UCLA student government passes BDS resolution

University of California-Los Angeles denounced the resolution for transgressing school policy and the spirit of academic freedom.

By Dion J. Pierre, The Algemeiner

The University of California-Los Angeles student government on Tuesday passed a resolution endorsing the boycott, divestment, and sanctions (BDS) movement, as well as false accusation that Israel is committing genocide against Palestinians in Gaza.

“The Israeli government has carried out a genocidal bombing campaign and ground invasion against Palestinians in Gaza — intentionally targeting hospitals universities, schools, shelters, churches, mosques, homes, neighborhoods, refugee camps, ambulances, medical personnel, [United Nations] workers, journalists and more.”

The resolution, passed 10-3 by the UCLA Undergraduate Student Association Council (USAC), says, not mentioning that UN personnel in Gaza assisted Hamas’ massacre across southern Israel on Oct. 7.

It continued, “Let it be resolved that the Undergraduate Student Association of UCLA formally call upon the UC Regents to withdraw investments in securities, endowments mutual funds, and other monetary instruments….providing material assistance to the commission or maintenance of flagrant violations of international law.

The days leading up to the vote were fraught, The Daily Bruin, the university’s official student newspaper reported on Wednesday.

Read  110 rabbis sign petition to boycott Portland, Maine for its BDS resolution

“Non-UCLA students” sent USAC council members emails imploring them to vote for or against the resolution and USAC Cultural Affairs Commissioner and sponsor of the resolution, Alicia Verdugo, was accused of antisemitism and conduct warranting impeachment.
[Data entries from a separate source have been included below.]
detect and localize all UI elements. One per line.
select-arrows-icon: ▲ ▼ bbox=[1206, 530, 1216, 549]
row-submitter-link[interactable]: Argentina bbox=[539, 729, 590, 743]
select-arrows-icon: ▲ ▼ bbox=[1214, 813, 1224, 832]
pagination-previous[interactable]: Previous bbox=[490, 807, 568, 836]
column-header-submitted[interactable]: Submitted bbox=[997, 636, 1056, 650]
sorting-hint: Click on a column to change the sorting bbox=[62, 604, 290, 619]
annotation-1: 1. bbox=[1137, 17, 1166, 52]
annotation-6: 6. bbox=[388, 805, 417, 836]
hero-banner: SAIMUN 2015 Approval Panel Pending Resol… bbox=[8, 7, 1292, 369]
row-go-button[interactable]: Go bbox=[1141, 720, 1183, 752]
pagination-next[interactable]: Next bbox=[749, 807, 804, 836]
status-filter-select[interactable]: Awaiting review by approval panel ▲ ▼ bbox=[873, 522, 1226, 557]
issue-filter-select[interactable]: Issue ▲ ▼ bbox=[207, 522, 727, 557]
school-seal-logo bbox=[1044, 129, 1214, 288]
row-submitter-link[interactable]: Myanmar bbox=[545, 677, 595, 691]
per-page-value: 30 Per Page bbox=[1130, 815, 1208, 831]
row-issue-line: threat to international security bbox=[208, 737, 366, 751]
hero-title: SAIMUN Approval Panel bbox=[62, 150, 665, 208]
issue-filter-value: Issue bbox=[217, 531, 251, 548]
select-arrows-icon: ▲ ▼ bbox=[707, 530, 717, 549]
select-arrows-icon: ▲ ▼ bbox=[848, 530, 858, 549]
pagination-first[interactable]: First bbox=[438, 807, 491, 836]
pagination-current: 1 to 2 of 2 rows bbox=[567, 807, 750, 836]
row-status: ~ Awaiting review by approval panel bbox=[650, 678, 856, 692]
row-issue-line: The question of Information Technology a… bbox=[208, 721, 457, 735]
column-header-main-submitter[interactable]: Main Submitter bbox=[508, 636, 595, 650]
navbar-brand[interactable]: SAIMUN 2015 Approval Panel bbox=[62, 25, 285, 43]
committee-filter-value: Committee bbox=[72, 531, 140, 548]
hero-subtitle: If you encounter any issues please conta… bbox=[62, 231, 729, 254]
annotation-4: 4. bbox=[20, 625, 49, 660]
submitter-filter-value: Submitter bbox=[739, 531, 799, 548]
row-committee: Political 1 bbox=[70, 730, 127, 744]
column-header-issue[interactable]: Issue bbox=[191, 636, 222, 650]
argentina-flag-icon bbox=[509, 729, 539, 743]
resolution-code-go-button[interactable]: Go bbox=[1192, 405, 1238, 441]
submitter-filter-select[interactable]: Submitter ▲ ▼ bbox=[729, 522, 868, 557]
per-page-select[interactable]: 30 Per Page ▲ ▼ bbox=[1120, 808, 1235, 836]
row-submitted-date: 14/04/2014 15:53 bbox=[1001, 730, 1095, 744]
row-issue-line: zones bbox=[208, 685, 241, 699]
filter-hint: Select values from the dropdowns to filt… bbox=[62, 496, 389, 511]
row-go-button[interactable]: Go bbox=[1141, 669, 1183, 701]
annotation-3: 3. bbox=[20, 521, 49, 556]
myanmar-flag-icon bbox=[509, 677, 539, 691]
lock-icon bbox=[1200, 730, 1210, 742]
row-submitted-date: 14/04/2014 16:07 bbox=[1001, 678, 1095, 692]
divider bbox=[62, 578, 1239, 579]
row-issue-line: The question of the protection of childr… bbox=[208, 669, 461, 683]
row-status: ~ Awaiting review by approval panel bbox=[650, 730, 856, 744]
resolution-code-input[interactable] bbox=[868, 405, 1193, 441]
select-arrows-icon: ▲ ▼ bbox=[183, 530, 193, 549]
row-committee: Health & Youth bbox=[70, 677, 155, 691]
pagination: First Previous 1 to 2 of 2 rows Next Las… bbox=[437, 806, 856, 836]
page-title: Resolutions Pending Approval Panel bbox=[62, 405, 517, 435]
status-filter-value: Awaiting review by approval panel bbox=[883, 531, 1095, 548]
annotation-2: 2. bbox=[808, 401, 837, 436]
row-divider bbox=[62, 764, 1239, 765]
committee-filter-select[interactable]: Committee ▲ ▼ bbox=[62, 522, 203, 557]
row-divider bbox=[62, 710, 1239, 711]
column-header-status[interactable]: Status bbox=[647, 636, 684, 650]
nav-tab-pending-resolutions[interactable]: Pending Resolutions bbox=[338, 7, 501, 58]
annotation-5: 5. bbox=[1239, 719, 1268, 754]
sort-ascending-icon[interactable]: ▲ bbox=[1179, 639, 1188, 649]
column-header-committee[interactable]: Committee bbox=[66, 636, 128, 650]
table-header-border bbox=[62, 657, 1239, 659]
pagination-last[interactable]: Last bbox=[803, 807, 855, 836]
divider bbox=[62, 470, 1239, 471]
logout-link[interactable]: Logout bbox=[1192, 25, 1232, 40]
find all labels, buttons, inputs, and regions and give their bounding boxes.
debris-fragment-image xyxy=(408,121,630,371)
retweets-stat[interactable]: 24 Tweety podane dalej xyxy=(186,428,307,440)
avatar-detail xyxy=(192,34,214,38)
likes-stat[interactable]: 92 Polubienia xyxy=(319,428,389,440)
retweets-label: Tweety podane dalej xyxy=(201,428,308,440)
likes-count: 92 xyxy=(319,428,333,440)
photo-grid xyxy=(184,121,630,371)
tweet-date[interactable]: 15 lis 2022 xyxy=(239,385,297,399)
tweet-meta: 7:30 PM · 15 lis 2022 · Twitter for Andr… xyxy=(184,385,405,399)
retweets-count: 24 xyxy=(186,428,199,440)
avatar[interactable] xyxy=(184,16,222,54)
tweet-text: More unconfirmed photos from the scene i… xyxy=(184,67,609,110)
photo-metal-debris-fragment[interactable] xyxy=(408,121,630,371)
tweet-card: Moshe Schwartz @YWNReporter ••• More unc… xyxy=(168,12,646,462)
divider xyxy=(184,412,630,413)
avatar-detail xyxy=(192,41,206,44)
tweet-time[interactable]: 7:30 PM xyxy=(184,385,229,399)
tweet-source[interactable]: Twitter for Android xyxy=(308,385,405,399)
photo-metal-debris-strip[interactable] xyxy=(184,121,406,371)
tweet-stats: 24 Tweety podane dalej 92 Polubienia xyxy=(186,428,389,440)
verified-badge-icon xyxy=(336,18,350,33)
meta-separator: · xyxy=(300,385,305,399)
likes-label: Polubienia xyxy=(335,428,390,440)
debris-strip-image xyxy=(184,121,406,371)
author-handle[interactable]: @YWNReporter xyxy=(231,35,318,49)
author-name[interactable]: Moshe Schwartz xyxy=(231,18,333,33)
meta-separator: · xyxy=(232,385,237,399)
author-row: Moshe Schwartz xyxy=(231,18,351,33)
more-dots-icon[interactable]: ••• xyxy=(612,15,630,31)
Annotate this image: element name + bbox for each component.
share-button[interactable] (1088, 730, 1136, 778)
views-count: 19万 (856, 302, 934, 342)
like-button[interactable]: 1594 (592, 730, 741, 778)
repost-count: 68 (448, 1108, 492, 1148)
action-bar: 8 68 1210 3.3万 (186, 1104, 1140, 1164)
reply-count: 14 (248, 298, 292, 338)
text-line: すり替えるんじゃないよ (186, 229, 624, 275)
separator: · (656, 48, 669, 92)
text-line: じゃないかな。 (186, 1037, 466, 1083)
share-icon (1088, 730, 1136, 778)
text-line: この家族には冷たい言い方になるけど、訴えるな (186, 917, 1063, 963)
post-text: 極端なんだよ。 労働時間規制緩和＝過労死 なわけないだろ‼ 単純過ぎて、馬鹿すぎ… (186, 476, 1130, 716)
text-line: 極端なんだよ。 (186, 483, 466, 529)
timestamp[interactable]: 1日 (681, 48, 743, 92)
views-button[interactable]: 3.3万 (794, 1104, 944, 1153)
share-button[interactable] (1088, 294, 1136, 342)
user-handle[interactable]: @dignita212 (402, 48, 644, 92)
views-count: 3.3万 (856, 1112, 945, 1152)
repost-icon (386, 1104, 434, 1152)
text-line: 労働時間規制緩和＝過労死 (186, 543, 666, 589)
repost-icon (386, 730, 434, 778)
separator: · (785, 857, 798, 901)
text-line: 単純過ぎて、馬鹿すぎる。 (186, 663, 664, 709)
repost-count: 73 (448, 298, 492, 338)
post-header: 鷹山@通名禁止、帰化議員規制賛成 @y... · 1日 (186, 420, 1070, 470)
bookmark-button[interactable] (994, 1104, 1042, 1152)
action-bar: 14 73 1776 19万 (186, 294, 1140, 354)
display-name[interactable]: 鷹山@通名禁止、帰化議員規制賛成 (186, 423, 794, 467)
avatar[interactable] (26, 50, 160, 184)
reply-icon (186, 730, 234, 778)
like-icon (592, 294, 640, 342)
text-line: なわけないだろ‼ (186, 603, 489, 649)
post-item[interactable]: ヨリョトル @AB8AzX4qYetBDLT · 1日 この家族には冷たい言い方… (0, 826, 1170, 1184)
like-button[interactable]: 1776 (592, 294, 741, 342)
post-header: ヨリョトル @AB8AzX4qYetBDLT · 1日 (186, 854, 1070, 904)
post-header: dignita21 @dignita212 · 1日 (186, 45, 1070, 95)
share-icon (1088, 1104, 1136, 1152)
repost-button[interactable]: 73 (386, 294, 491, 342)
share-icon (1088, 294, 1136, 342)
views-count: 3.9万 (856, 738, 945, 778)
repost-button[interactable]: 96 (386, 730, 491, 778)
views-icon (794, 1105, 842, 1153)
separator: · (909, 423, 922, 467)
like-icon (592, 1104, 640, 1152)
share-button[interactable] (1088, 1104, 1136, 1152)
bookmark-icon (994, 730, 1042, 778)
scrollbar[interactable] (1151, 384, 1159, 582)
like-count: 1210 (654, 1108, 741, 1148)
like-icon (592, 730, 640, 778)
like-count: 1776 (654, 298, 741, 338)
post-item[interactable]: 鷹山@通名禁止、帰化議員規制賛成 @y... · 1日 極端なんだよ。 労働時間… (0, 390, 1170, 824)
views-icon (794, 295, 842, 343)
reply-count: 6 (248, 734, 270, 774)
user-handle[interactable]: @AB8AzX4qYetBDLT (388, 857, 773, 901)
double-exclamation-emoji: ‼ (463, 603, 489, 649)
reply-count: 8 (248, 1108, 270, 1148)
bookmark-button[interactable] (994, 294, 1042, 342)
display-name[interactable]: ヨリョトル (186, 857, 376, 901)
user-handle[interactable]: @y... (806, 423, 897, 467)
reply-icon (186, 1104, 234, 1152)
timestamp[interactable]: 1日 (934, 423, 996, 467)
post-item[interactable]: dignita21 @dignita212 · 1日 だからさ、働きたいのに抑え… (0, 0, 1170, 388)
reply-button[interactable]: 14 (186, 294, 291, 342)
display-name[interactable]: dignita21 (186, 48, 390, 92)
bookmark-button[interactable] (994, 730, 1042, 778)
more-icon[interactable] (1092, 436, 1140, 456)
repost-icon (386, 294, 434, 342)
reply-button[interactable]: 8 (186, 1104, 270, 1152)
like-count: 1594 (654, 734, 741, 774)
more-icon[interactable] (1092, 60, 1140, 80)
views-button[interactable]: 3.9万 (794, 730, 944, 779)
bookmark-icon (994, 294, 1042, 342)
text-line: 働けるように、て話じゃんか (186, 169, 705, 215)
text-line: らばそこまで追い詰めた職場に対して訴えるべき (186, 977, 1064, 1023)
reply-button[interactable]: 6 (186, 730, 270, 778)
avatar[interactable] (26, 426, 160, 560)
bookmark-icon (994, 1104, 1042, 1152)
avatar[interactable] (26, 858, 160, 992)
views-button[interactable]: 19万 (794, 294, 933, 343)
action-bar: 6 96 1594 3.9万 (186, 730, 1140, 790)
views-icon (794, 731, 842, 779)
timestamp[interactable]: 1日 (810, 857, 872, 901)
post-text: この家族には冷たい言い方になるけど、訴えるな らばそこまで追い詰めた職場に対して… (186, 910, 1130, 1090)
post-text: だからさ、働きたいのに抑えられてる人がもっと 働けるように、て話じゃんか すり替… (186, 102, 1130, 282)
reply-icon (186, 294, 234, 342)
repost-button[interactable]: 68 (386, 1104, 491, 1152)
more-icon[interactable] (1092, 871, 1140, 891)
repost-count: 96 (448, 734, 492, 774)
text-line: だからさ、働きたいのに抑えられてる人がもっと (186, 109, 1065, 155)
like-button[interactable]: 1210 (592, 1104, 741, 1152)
The UCLA Graduate Student Association and University of California-Davis’ student government had just endorsed BDS the previous week, prompting fervent anticipation for the outcome of Tuesday’s USAC session.

Before voting took place, members of the council ordered a secret ballot, withholding from their constituents a record of where they stood on an issue of monumental importance to the campus culture.

According to The Daily Bruin, they expressed “concerns” about “privacy” and “security.” Some members intimated how they would vote, however.

During a question and answer period, one student who co-sponsored the resolution accused a Jewish student of being “classist” and using “coded” language.

She argued that the council had advanced the resolution without fully appreciating the complexity of the Israeli-Palestinian conflict and the history of antisemitism.

“As a Guatemalan, …my country went through genocide,” he snapped at the young woman, The Daily Bruin’s reporting documented. “My family died in the Guatemalan Mayan genocide. I understand. I very well know what genocide looks like.”

Other council members voiced their support by co-sponsoring the resolution, which was co-authored by Students for Justice in Palestine (SJP), a group that has held unauthorized demonstrations and terrorized Jewish students across the country.

Responding to USAC’s decision, Jewish students told the paper that they find the campaign for BDS and the attempts of pro-Palestinian students to defend Hamas’ atrocities myopic and offensive.

“How can anyone dare to contextualize since Oct. 7 without acknowledging that the Jewish people are victims of such a cataclysmic attack?” Mikayla Weinhouse said. “BDS intentionally aims to divide a community. Its supporters paint a complex and century-old conflict in the Middle East as a simplistic narrative that inspires hate rather than advocates for a solution.”

University of California-Los Angeles denounced the resolution for transgressing school policy and the spirit of academic freedom.

“The University of California and UCLA, which, like all nine other UC campuses, has consistently opposed calls for a boycott against and divestment from Israel,” the school said in a statement. “We stand firm in our conviction that a boycott of this sort poses a direct and serious threat to the academic freedom of our students and faculty and to the unfettered exchange of ideas and perspectives on this campus.”